This year, Lance Dekker is old enough to be a contributor to the Crystal Lake’s Community Harvest.
The 5-year-old Lance joined his mother, Mandi, packaging food for people who suffer from food insecurity. Also on hand was his father and sister, David and Lily.
“We want to show the kids that it’s important to give back,” said David. “It’s part of our Thanksgiving tradition.
Started in 1982, the Crystal Lake Food Pantry provides food assistance and hope to families in Crystal Lake and McHenry County. In two weeks, the Crystal Lake Food pantry will begin moving to its new home at 42 East St. The Food Pantry also tries to provide Mobile Food Trucks and personal delivery of much-needed food to those who can’t come to either of our locations.
“The beauty of Community Harvest is that people are generous and they want to be involved,” said Marilyn Georgy, volunteer coordinator.
The parking lot of Hobby Lobby provided evidence of Georgy’s statement. It was packed to a Black Friday capacity with volunteers donating, sorting, and carry non-perishable food items.
When discussing issues related to hunger and hunger awareness, the term food insecurity is commonly used. Food insecurity refers to household members having limited or uncertain access to adequate food due to insufficient money or other resources for food. In McHenry county, that means 8.8 percent of the population, or 27,000 people live with food insecurity. To put that number into perspective, that’s equivalent to somewhere between the entire population of Huntley or Algonquin.
Food insecure households are faced with having to make the difficult decision between buying food or paying their rent/mortgage, utility bills, car payment and/or medical bills. There are various reasons households need the assistance of the Food Pantry including disabled persons with limited access to food, job loss, single parent households and limited senior income. More than 77 percent of food insecure families are part of the working poor.
Georgy explained that many times people seeking relief are unfamiliar with the food donated.

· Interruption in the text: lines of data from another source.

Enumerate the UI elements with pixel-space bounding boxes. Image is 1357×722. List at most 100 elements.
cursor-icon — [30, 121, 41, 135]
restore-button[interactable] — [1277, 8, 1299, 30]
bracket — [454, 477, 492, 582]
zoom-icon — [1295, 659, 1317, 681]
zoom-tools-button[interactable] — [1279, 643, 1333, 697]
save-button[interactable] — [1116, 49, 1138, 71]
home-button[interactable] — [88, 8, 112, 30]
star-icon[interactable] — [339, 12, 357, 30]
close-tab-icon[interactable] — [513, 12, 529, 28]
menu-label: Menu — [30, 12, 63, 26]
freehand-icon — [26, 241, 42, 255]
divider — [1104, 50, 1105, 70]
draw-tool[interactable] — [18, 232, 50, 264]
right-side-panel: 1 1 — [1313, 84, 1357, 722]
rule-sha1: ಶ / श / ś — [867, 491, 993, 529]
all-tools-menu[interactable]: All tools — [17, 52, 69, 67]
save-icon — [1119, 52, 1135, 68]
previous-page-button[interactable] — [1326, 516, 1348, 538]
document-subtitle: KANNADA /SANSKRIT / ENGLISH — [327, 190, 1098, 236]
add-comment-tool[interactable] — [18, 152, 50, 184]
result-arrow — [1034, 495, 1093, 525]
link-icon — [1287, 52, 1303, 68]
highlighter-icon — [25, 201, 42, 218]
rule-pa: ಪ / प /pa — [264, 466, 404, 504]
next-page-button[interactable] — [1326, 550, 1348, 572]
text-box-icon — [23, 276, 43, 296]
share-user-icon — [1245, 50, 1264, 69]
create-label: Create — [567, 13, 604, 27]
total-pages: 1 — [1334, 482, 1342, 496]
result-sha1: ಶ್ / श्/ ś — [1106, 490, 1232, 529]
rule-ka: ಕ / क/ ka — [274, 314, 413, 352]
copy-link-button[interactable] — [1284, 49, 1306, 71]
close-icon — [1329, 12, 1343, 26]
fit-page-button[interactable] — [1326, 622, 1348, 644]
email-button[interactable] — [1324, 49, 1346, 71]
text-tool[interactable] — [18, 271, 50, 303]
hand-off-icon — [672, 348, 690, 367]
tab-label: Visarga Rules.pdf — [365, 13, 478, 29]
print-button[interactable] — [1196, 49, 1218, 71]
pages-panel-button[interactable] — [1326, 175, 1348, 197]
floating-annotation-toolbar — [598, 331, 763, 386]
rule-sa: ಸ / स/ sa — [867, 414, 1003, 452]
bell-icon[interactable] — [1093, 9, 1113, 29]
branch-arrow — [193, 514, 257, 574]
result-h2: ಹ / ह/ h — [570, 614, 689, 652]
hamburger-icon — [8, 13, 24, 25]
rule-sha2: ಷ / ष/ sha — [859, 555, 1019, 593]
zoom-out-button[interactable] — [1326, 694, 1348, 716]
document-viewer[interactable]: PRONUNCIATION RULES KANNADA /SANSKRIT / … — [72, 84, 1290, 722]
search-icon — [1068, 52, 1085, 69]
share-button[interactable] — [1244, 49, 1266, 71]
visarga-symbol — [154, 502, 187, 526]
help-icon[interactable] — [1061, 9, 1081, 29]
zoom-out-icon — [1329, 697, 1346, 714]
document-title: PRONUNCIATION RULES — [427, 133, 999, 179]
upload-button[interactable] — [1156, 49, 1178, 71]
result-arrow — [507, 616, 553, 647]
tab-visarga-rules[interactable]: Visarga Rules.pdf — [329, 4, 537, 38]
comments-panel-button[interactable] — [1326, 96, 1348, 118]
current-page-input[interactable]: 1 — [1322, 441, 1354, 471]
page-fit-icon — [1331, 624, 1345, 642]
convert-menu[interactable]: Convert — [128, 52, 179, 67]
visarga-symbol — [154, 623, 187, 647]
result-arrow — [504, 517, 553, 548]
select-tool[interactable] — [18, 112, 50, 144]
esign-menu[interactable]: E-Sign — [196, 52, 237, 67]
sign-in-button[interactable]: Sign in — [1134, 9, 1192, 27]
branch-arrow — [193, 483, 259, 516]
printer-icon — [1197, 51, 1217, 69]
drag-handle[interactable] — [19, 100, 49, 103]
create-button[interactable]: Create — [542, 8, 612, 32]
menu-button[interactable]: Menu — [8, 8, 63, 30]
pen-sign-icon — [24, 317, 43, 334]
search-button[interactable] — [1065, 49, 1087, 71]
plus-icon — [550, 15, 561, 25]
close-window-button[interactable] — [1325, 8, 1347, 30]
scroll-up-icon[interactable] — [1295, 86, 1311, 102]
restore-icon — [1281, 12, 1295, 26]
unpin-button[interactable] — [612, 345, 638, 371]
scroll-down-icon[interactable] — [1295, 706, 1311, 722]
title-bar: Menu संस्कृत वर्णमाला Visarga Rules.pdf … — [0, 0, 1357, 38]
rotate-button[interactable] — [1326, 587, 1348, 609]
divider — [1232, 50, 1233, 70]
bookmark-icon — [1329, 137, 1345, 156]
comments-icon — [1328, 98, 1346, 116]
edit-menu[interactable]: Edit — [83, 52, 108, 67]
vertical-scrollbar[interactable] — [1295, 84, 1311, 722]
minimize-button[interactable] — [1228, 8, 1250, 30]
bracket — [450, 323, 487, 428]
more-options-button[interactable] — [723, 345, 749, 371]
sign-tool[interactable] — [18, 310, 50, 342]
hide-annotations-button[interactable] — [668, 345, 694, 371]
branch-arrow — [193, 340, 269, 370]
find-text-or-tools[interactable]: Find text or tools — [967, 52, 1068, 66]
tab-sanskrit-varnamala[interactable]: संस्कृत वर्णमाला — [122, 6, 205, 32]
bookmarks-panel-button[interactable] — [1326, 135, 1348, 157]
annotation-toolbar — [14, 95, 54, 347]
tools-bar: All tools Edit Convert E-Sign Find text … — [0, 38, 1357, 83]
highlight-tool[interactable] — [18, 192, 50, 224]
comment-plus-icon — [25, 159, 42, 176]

For example, Community Harvest collects many cans of pumpkin. The new location will offer a demo kitchen where clients can taste foods prepared with the donations, and get recipes. The Food Pantry plans to offer cooking lessons.
Last year, Community Harvest collected more than 66,000 pounds of nonperishable food and $26,000 in funds during Community Harvest. This year’s goal is 85,000 pounds of food and $50,000 in funds. Twenty churches and many local businesses collect food and recruit volunteers to help process the donations.
Many local business, including Courtesy Buick GMC, Northwest Herald, Home State Bank, BMO Harris Bank, Crystal Lake Bank, Dobbe, McHenry County Living, Star 105.5, and Flying V Marketing supported the cause.
Libraries and churches collected nonperishable goods as well.
The Crystal Lake Library had a “Pay it Forward,” which encouraged the return of overdue books. During the drive, those who had delayed fines could pay half and get forgiveness for the remaining half. When they realized the money collected went to Community Harvest, most people chose to pay the whole fine. Some people paid even more than the fine required.
According to Eich, the generous outpouring of time churches, business, families, and individuals give on Thanksgiving Day is overwhelming. The donation center is abuzz with activity as hundreds of volunteers assemble boxes, fill boxes, weigh food, receive last-day donations, drive trucks, and help with clean up.
According to Eich, the donations from Community Harvest can last the Food Bank until August. The Food Bank accepts donations throughout the year because, as those who suffer from food insecurity know hunger doesn’t take a summer vacation.